ECLI:NL:RBZWB:2024:8212

Rechtbank Zeeland-West-Brabant

Datum uitspraak
2 december 2024
Publicatiedatum
2 december 2024
Zaaknummer
BRE 24/56
Instantie
Rechtbank Zeeland-West-Brabant
Type
Uitspraak
Rechtsgebied
Bestuursrecht; Belastingrecht
Procedures
  • Eerste aanleg - enkelvoudig
Vindplaatsen
  • Rechtspraak.nl
AI samenvatting door LexboostAutomatisch gegenereerd

Beoordeling van de WOZ-waarde van een woning in Breda na bezwaar tegen de heffingsambtenaar

In deze uitspraak van de Rechtbank Zeeland-West-Brabant op 2 december 2024, wordt het beroep van de belanghebbende tegen de uitspraak op bezwaar van de heffingsambtenaar van Belastingsamenwerking West-Brabant beoordeeld. De heffingsambtenaar had eerder de waarde van de woning van de belanghebbende vastgesteld op € 305.000, maar na bezwaar werd deze waarde verlaagd naar € 296.000. De belanghebbende was het niet eens met deze waardebepaling en stelde dat de waarde op de waardepeildatum maximaal € 286.000 zou moeten zijn. De rechtbank heeft de zaak behandeld op 24 oktober 2024, waarbij de gemachtigde van de belanghebbende en de heffingsambtenaar aanwezig waren.
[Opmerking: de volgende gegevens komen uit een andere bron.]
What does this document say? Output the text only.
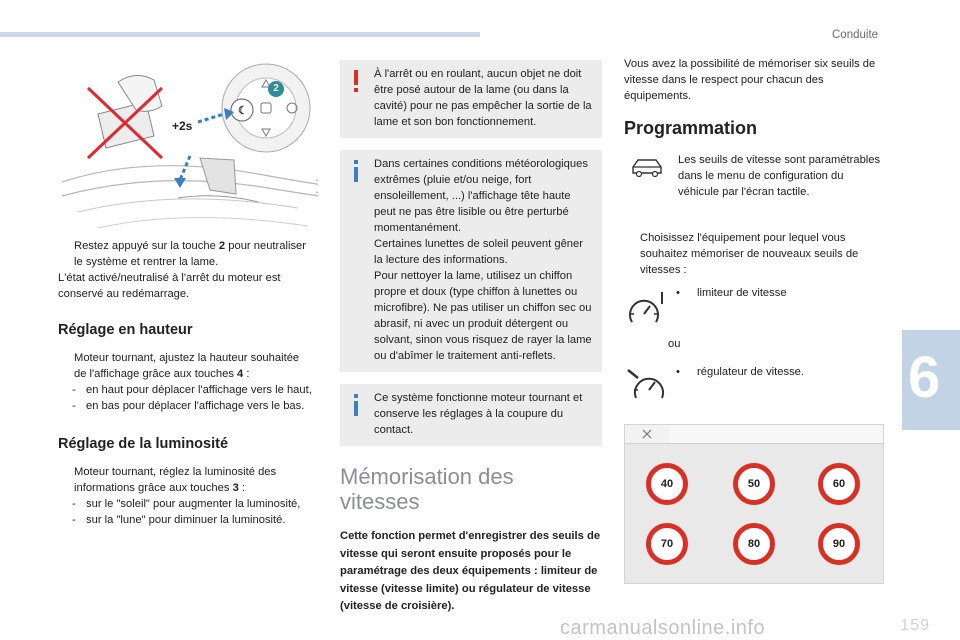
Conduite
6
159
carmanualsonline.info
☾
2
+2s

Restez appuyé sur la touche 2 pour neutraliser le système et rentrer la lame.

L'état activé/neutralisé à l'arrêt du moteur est conservé au redémarrage.

Réglage en hauteur

Moteur tournant, ajustez la hauteur souhaitée de l'affichage grâce aux touches 4 :

- en haut pour déplacer l'affichage vers le haut,

- en bas pour déplacer l'affichage vers le bas.

Réglage de la luminosité

Moteur tournant, réglez la luminosité des informations grâce aux touches 3 :

- sur le "soleil" pour augmenter la luminosité,

- sur la "lune" pour diminuer la luminosité.

À l'arrêt ou en roulant, aucun objet ne doit être posé autour de la lame (ou dans la cavité) pour ne pas empêcher la sortie de la lame et son bon fonctionnement.

Dans certaines conditions météorologiques extrêmes (pluie et/ou neige, fort ensoleillement, ...) l'affichage tête haute peut ne pas être lisible ou être perturbé momentanément.

Certaines lunettes de soleil peuvent gêner la lecture des informations.

Pour nettoyer la lame, utilisez un chiffon propre et doux (type chiffon à lunettes ou microfibre). Ne pas utiliser un chiffon sec ou abrasif, ni avec un produit détergent ou solvant, sinon vous risquez de rayer la lame ou d'abîmer le traitement anti-reflets.

Ce système fonctionne moteur tournant et conserve les réglages à la coupure du contact.

Mémorisation des
vitesses

Cette fonction permet d'enregistrer des seuils de vitesse qui seront ensuite proposés pour le paramétrage des deux équipements : limiteur de vitesse (vitesse limite) ou régulateur de vitesse (vitesse de croisière).

Vous avez la possibilité de mémoriser six seuils de vitesse dans le respect pour chacun des équipements.

Programmation
Les seuils de vitesse sont paramétrables dans le menu de configuration du véhicule par l'écran tactile.

Choisissez l'équipement pour lequel vous souhaitez mémoriser de nouveaux seuils de vitesses :

• limiteur de vitesse
ou
• régulateur de vitesse.
40	50	60
70	80	90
De rechtbank oordeelt dat de heffingsambtenaar niet voldoende heeft aangetoond dat de vastgestelde waarde van de woning niet te hoog is. De rechtbank stelt vast dat de heffingsambtenaar een taxatiematrix heeft overgelegd, maar dat de referentiewoningen die zijn gebruikt voor de waardebepaling niet goed vergelijkbaar zijn met de woning van de belanghebbende. De rechtbank concludeert dat de heffingsambtenaar niet aan zijn bewijslast heeft voldaan en dat de door de belanghebbende voorgestane waarde van € 286.000 niet aannemelijk is gemaakt. Uiteindelijk bepaalt de rechtbank de waarde van de woning op € 295.000.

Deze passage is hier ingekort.